Work in progress
African Americans in Victorian Britain usually had a slavery background – and one result was that their surnames could be uncertain. Their forenames could well be those provided by parents, but their surnames were often those of their white owners. On liberation few kept the latter names. But names were required in modern society, and this was true in Britain where officialdom expected surnames. The census (every ten years), marriage, birth and death registrations, cemetery files, court cases and criminal records, school and university files, all expected such details.

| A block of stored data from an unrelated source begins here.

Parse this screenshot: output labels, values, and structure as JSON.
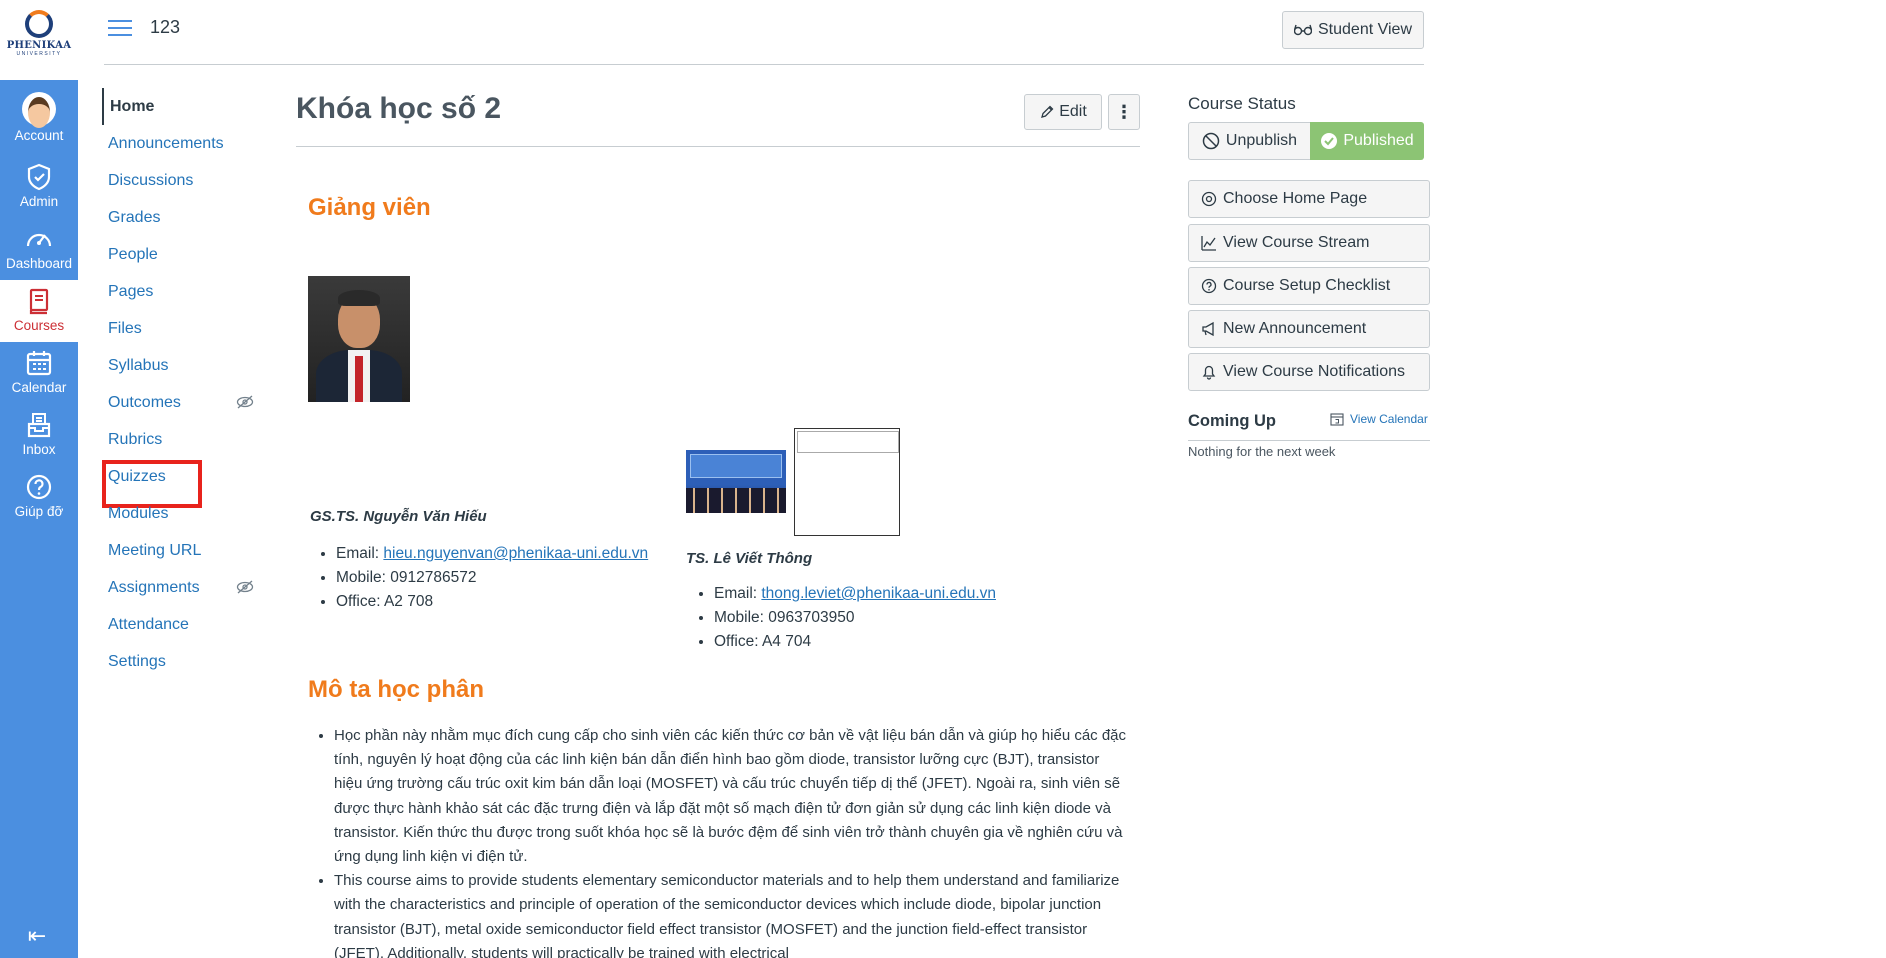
{
  "brand": {
    "name": "PHENIKAA",
    "sub": "UNIVERSITY",
    "nav_color": "#4b8fe0",
    "accent": "#f07b1c",
    "link": "#2474b8",
    "highlight": "#e8231c",
    "published": "#8cc474"
  },
  "global_nav": [
    {
      "label": "Account",
      "icon": "avatar-icon"
    },
    {
      "label": "Admin",
      "icon": "shield-icon"
    },
    {
      "label": "Dashboard",
      "icon": "speedometer-icon"
    },
    {
      "label": "Courses",
      "icon": "book-icon"
    },
    {
      "label": "Calendar",
      "icon": "calendar-icon"
    },
    {
      "label": "Inbox",
      "icon": "inbox-icon"
    },
    {
      "label": "Giúp đỡ",
      "icon": "help-icon"
    }
  ],
  "header": {
    "breadcrumb": "123",
    "student_view": "Student View"
  },
  "course_nav": [
    {
      "label": "Home"
    },
    {
      "label": "Announcements"
    },
    {
      "label": "Discussions"
    },
    {
      "label": "Grades"
    },
    {
      "label": "People"
    },
    {
      "label": "Pages"
    },
    {
      "label": "Files"
    },
    {
      "label": "Syllabus"
    },
    {
      "label": "Outcomes"
    },
    {
      "label": "Rubrics"
    },
    {
      "label": "Quizzes"
    },
    {
      "label": "Modules"
    },
    {
      "label": "Meeting URL"
    },
    {
      "label": "Assignments"
    },
    {
      "label": "Attendance"
    },
    {
      "label": "Settings"
    }
  ],
  "main": {
    "title": "Khóa học số 2",
    "edit_label": "Edit",
    "kebab": "⋮",
    "section_instructors": "Giảng viên",
    "instructor1": {
      "name": "GS.TS. Nguyễn Văn Hiếu",
      "email_prefix": "Email: ",
      "email": "hieu.nguyenvan@phenikaa-uni.edu.vn",
      "mobile": "Mobile: 0912786572",
      "office": "Office: A2 708"
    },
    "instructor2": {
      "name": "TS. Lê Viết Thông",
      "email_prefix": "Email: ",
      "email": "thong.leviet@phenikaa-uni.edu.vn",
      "mobile": "Mobile: 0963703950",
      "office": "Office: A4 704"
    },
    "section_description": "Mô ta học phân",
    "description": [
      "Học phần này nhằm mục đích cung cấp cho sinh viên các kiến thức cơ bản về vật liệu bán dẫn và giúp họ hiểu các đặc tính, nguyên lý hoạt động của các linh kiện bán dẫn điển hình bao gồm diode, transistor lưỡng cực (BJT), transistor hiệu ứng trường cấu trúc oxit kim bán dẫn loại (MOSFET) và cấu trúc chuyển tiếp dị thể (JFET). Ngoài ra, sinh viên sẽ được thực hành khảo sát các đặc trưng điện và lắp đặt một số mạch điện tử đơn giản sử dụng các linh kiện diode và transistor. Kiến thức thu được trong suốt khóa học sẽ là bước đệm để sinh viên trở thành chuyên gia về nghiên cứu và ứng dụng linh kiện vi điện tử.",
      "This course aims to provide students elementary semiconductor materials and to help them understand and familiarize with the characteristics and principle of operation of the semiconductor devices which include diode, bipolar junction transistor (BJT), metal oxide semiconductor field effect transistor (MOSFET) and the junction field-effect transistor (JFET). Additionally, students will practically be trained with electrical"
    ]
  },
  "sidebar": {
    "status_heading": "Course Status",
    "unpublish": "Unpublish",
    "published": "Published",
    "buttons": [
      {
        "label": "Choose Home Page",
        "icon": "target-icon"
      },
      {
        "label": "View Course Stream",
        "icon": "chart-icon"
      },
      {
        "label": "Course Setup Checklist",
        "icon": "question-circle-icon"
      },
      {
        "label": "New Announcement",
        "icon": "megaphone-icon"
      },
      {
        "label": "View Course Notifications",
        "icon": "bell-icon"
      }
    ],
    "coming_up": "Coming Up",
    "view_calendar": "View Calendar",
    "nothing": "Nothing for the next week"
  }
}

Some individuals picked their names – Frederick Bailey became Frederick Douglass, who first toured Britain in the 1840s. Jack Burton became John Anderson (see this website page 107). Maria Smith, whose surname was that of her owner, had a daughter in slavery in the 1820s and she – famous as Mrs Ellen Craft, a British resident for twenty years from the 1850s – had her pre-married name as Collins when her first child’s birth in late 1852 was registered by her husband (ex-slave William Craft). When another child was born, in London’s Hammersmith, in late 1855 she told the registrar her pre-married name had been Atwaters. (see this website pages 059 and 134).
One individual whose identification remains uncertain was the 1850s impostor best known as Reuben Nixon, who used at least five other names in a criminal career in England, Scotland and Ireland (see page 163). Rufus Scott Blair said he was Professor Zodiac in fraudulent activities in England and Ireland over three decades (see page 300).